Over the course of a 45-minute discussion with Bee editors, Rendon addressed California’s extensive needs in vital infrastructure including water, transportation and education – as well as the challenges in finding the funds necessary to make improvements. High-speed rail, he said, is one of those concerns.
“I’m still a supporter,” he said of the proposed 520-mile, $64 billion system that ultimately would connect San Francisco and Los Angeles with 220-mph, electric-powered passenger trains.
“But I want to make sure it’s done correctly. … I want to make sure it’s on time and on budget, and I want to make sure it has a ridership that’s significant enough to be worth the investment.”
Ridership, he added, is the focal point of his concern if the California High-Speed Rail Authority makes good on the proposal in its draft 2016 business plan to start initial operations of a system from north of Bakersfield to the Silicon Valley – a shorter and less-expensive route but a significant shift from earlier plans for the San Fernando Valley to be the initial destination for trains from the San Joaquin Valley.
The 2012 and 2014 editions of the authority’s business plans estimated the cost of a Merced-to-Burbank line at about $31 billion with operations to commence in 2022. But uncertainty over where the money would come from prompted the rail agency to change its focus in the 2016 plan, with an estimated price tag of $21 billion to reach San Jose and begin operations in 2025.
“I think … to a large extent, what we do in this state at the level of public policy, if not political questions, are certainly impacted by politics,” Rendon said, acknowledging the sharp divide in the Legislature between Democrats who dominate both the Assembly and state Senate and have largely supported the rail project, and Republicans who bitterly oppose it.
“The support of high-speed rail, since it was passed by voters, has decreased. We know that from every public opinion poll” regardless of whether those polls are politically driven or not, he said.
If the state’s largest urban areas in Southern California are not included in the first operational stage, Rendon added, “I’m worried that support will continue to decline and that will cause significant problems with the overall project.”

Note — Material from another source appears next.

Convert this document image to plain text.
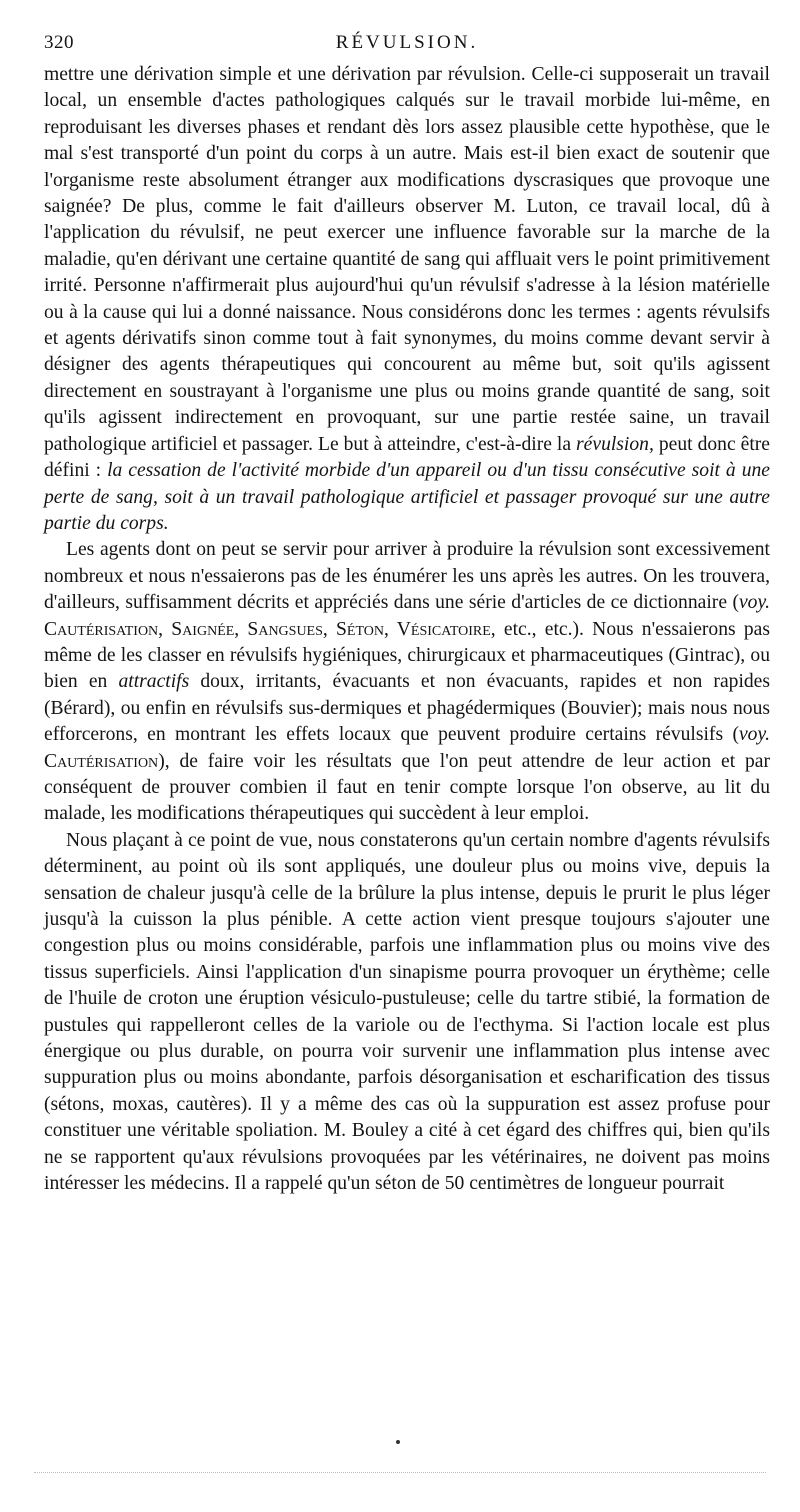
320	RÉVULSION.

mettre une dérivation simple et une dérivation par révulsion. Celle-ci supposerait un travail local, un ensemble d'actes pathologiques calqués sur le travail morbide lui-même, en reproduisant les diverses phases et rendant dès lors assez plausible cette hypothèse, que le mal s'est transporté d'un point du corps à un autre. Mais est-il bien exact de soutenir que l'organisme reste absolument étranger aux modifications dyscrasiques que provoque une saignée? De plus, comme le fait d'ailleurs observer M. Luton, ce travail local, dû à l'application du révulsif, ne peut exercer une influence favorable sur la marche de la maladie, qu'en dérivant une certaine quantité de sang qui affluait vers le point primitivement irrité. Personne n'affirmerait plus aujourd'hui qu'un révulsif s'adresse à la lésion matérielle ou à la cause qui lui a donné naissance. Nous considérons donc les termes : agents révulsifs et agents dérivatifs sinon comme tout à fait synonymes, du moins comme devant servir à désigner des agents thérapeutiques qui concourent au même but, soit qu'ils agissent directement en soustrayant à l'organisme une plus ou moins grande quantité de sang, soit qu'ils agissent indirectement en provoquant, sur une partie restée saine, un travail pathologique artificiel et passager. Le but à atteindre, c'est-à-dire la révulsion, peut donc être défini : la cessation de l'activité morbide d'un appareil ou d'un tissu consécutive soit à une perte de sang, soit à un travail pathologique artificiel et passager provoqué sur une autre partie du corps.

Les agents dont on peut se servir pour arriver à produire la révulsion sont excessivement nombreux et nous n'essaierons pas de les énumérer les uns après les autres. On les trouvera, d'ailleurs, suffisamment décrits et appréciés dans une série d'articles de ce dictionnaire (voy. Cautérisation, Saignée, Sangsues, Séton, Vésicatoire, etc., etc.). Nous n'essaierons pas même de les classer en révulsifs hygiéniques, chirurgicaux et pharmaceutiques (Gintrac), ou bien en attractifs doux, irritants, évacuants et non évacuants, rapides et non rapides (Bérard), ou enfin en révulsifs sus-dermiques et phagédermiques (Bouvier); mais nous nous efforcerons, en montrant les effets locaux que peuvent produire certains révulsifs (voy. Cautérisation), de faire voir les résultats que l'on peut attendre de leur action et par conséquent de prouver combien il faut en tenir compte lorsque l'on observe, au lit du malade, les modifications thérapeutiques qui succèdent à leur emploi.

Nous plaçant à ce point de vue, nous constaterons qu'un certain nombre d'agents révulsifs déterminent, au point où ils sont appliqués, une douleur plus ou moins vive, depuis la sensation de chaleur jusqu'à celle de la brûlure la plus intense, depuis le prurit le plus léger jusqu'à la cuisson la plus pénible. A cette action vient presque toujours s'ajouter une congestion plus ou moins considérable, parfois une inflammation plus ou moins vive des tissus superficiels. Ainsi l'application d'un sinapisme pourra provoquer un érythème; celle de l'huile de croton une éruption vésiculo-pustuleuse; celle du tartre stibié, la formation de pustules qui rappelleront celles de la variole ou de l'ecthyma. Si l'action locale est plus énergique ou plus durable, on pourra voir survenir une inflammation plus intense avec suppuration plus ou moins abondante, parfois désorganisation et escharification des tissus (sétons, moxas, cautères). Il y a même des cas où la suppuration est assez profuse pour constituer une véritable spoliation. M. Bouley a cité à cet égard des chiffres qui, bien qu'ils ne se rapportent qu'aux révulsions provoquées par les vétérinaires, ne doivent pas moins intéresser les médecins. Il a rappelé qu'un séton de 50 centimètres de longueur pourrait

The bullet-train project, however, is just one big issue Rendon is focusing on since ascending to the speakership. California’s extensive infrastructure needs – especially water – also will command his attention.
Rendon was instrumental in the development of legislation that became Proposition 1, a ballot measure approved by voters in 2014 authorizing the sale of about $7.5 billion in bonds for water-storage projects across the state, potentially including a new dam on the San Joaquin River at Temperance Flat east of Fresno.
“We spent five years working on that bond,” he said, including holding a series of 18 hearings up and down the state over 14 months.
“Through those efforts, we allocated $7.2 billion, which by my estimate is somewhere between 7 and 10 percent of our water infrastructure needs in California,” he said. “It’s staggering when you think of all the effort we put into it and how little it covers.”
Rendon noted that the state’s aging systems for moving water “were largely created by a federal government … dedicated to big projects that today would cost tens of billions, if not hundreds of billions of dollars.”
“We don’t have that,” he added. “Regardless of your politics, we don’t have a federal government that’s engaged at that level anymore. We’re going to have to figure things out within the state. … The short answer is, yeah, we need to make more investments in water.”
But, he added, “you can make similar arguments for huge investments in schools, similar arguments for investments in transportation. So we have a general infrastructure problem in California. Water is part of that reality.”
“How we prioritize (those needs) is something that the Legislature and future governors need to figure out.”